A Turkish physicist specialising in dark matter and particle accelerators who lost his job and US visa after exposing radiation risks has been arrested while staging a solitary protest march to Canada.
Furkan Dolek, who holds a doctorate from Switzerland and has worked at CERN, Fermilab and Virginia Tech University, vanished near the end of his march, on 27th August.

Turkish physicist Dr. Furkan Dolek poses in undated photo. He was found in the Buffalo Federal Detention Center in New York. Note: Private photo. (Newsflash/NX)
His sudden silence sparked fears for his safety among his family until, after several days without contact, Turkish officials confirmed he had been found in a US immigration detention centre.
What began as a promising career at the frontier of particle physics unravelled when his visa was abruptly revoked in April 2024, leaving him jobless and stranded in the United States.
In a recent LinkedIn post, Dolek claimed that "exploited researchers [were] forced to work under unsafe conditions," while "the most vulnerable [were] left unprotected" and misconduct was covered up.
He added that "fraud and retaliation" awaited anyone who dared to speak out.
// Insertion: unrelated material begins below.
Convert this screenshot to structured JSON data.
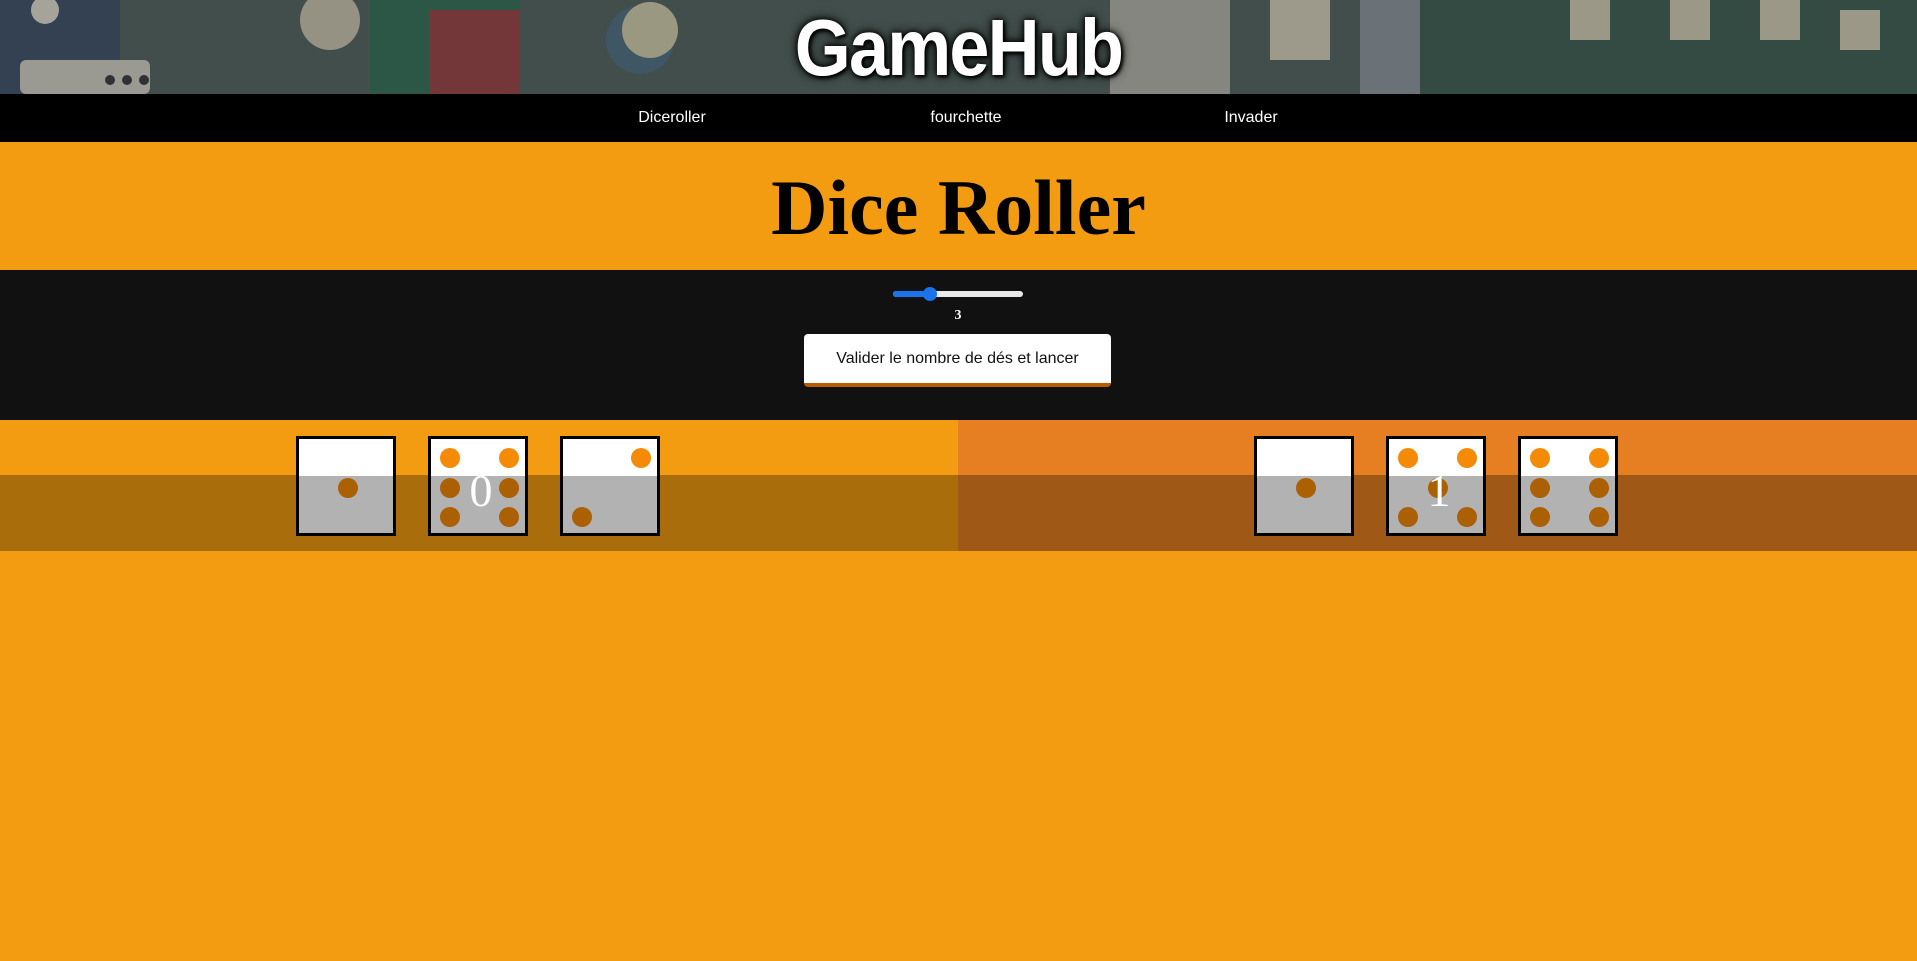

According to him, after reporting these issues through official whistleblower channels, he was met not with protection but with "false charges, dismissal and total institutional silence."
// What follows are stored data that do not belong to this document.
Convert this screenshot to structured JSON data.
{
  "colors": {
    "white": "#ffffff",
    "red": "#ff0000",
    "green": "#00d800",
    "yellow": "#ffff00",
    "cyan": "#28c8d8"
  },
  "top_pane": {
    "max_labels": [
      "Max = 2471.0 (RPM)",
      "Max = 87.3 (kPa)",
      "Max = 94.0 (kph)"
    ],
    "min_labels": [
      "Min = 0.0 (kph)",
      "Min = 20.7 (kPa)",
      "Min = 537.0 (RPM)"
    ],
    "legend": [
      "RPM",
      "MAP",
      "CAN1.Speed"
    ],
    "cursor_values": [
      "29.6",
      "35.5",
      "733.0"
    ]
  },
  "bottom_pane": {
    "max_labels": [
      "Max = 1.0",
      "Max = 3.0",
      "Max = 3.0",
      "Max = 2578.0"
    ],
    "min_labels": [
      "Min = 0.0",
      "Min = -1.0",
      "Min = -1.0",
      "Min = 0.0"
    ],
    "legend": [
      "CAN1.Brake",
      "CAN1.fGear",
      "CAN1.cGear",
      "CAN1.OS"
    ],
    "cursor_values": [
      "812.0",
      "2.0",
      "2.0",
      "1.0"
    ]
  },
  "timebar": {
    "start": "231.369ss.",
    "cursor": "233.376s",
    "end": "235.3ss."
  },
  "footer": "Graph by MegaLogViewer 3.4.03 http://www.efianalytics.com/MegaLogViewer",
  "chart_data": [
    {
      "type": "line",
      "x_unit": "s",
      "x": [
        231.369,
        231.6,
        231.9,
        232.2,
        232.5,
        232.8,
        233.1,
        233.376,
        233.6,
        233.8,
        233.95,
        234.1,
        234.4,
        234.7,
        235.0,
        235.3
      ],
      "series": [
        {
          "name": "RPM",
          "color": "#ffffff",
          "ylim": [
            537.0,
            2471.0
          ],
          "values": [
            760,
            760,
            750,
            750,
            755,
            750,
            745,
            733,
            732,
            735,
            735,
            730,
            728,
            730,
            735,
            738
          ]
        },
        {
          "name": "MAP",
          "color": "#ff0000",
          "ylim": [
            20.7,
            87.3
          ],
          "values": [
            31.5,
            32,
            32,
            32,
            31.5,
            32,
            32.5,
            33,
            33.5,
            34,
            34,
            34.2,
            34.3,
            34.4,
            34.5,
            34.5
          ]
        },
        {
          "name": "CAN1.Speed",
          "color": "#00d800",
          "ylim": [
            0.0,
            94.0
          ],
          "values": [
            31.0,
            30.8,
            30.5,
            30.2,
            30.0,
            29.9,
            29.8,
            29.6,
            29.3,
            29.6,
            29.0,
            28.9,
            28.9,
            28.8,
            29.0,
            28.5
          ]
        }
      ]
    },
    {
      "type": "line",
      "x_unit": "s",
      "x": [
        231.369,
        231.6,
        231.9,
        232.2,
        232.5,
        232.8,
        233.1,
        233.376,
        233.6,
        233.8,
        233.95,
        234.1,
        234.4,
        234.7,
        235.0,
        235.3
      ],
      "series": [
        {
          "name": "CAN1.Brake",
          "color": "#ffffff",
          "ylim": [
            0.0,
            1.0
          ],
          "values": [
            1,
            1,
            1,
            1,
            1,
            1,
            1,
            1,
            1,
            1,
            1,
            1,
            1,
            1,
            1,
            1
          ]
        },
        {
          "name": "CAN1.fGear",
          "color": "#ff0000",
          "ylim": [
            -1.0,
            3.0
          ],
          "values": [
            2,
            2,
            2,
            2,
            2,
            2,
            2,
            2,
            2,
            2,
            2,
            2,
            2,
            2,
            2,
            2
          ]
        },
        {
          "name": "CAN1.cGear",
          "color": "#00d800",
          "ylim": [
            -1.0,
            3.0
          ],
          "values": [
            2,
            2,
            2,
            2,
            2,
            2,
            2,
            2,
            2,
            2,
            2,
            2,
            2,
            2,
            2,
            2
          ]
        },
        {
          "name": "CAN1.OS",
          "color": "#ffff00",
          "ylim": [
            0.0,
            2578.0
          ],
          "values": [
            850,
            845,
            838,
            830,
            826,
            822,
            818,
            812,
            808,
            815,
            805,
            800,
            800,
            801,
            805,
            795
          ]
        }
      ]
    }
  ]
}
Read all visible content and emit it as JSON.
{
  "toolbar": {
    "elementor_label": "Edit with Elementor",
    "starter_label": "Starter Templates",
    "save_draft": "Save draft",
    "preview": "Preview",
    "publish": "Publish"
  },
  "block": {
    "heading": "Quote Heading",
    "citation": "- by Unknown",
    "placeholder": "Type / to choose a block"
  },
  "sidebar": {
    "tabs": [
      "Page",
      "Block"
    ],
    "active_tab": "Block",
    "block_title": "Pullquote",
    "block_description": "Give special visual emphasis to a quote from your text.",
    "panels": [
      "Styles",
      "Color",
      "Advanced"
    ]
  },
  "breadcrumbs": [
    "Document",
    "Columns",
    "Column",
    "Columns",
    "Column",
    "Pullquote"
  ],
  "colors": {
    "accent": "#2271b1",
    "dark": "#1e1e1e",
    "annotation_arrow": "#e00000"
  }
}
His complaints echoed issues highlighted in a March 2025 whistleblower report on Fermilab, cited by Chicago’s WTTW News, which detailed budget overruns, safety lapses and leadership failures.
Attempts to overturn the cancellation of Dolek's J-1 research visa failed in court, despite his family in Adana selling their home and sending him USD 50,000 (GBP 37,000) for legal bills.
He said the federal protections that were supposed to shield whistleblowers failed him, offering neither anonymity nor redress.
Instead, he turned increasingly to social media to describe how institutions silence dissent.

Turkish physicist Dr. Furkan Dolek poses in undated photo. He was found in the Buffalo Federal Detention Center in New York. Note: Private photo. (Newsflash/NX)
In early August 2025, facing exhaustion and fearing deportation to a third country under refugee transfer rules, he embarked on what he called a "distress call from a scientist": a lone march from upstate New York towards the Canadian border.
He framed it as a test of international law and human rights in an era when non-citizens risk detention and removal for activism.
His final post on 27th August recorded him near the Mohawk territory of Akwesasne, "exhausted" and "blistered" but "grateful to have made it this far". Then all contact ceased.
On 3rd September, officials from Turkey’s New York consulate confirmed he had been located in US immigration custody, transferred to the Buffalo Federal Detention Facility.
He has not yet been given a court date and remains at risk of deportation.
His sister Esra, who was able to speak briefly with him by phone, said he sounded well but the family's priority is securing his return to Turkey.
For the family, the ordeal is not only financial but deeply frustrating.
His parents say their son, whose research record includes more than 500 publications and over 20,000 citations, has been abandoned despite raising concerns about safety standards in labs central to high-energy physics.
Instead of protection, they argue, he has faced silence from institutions and little support from the wider community, leaving him to fight alone.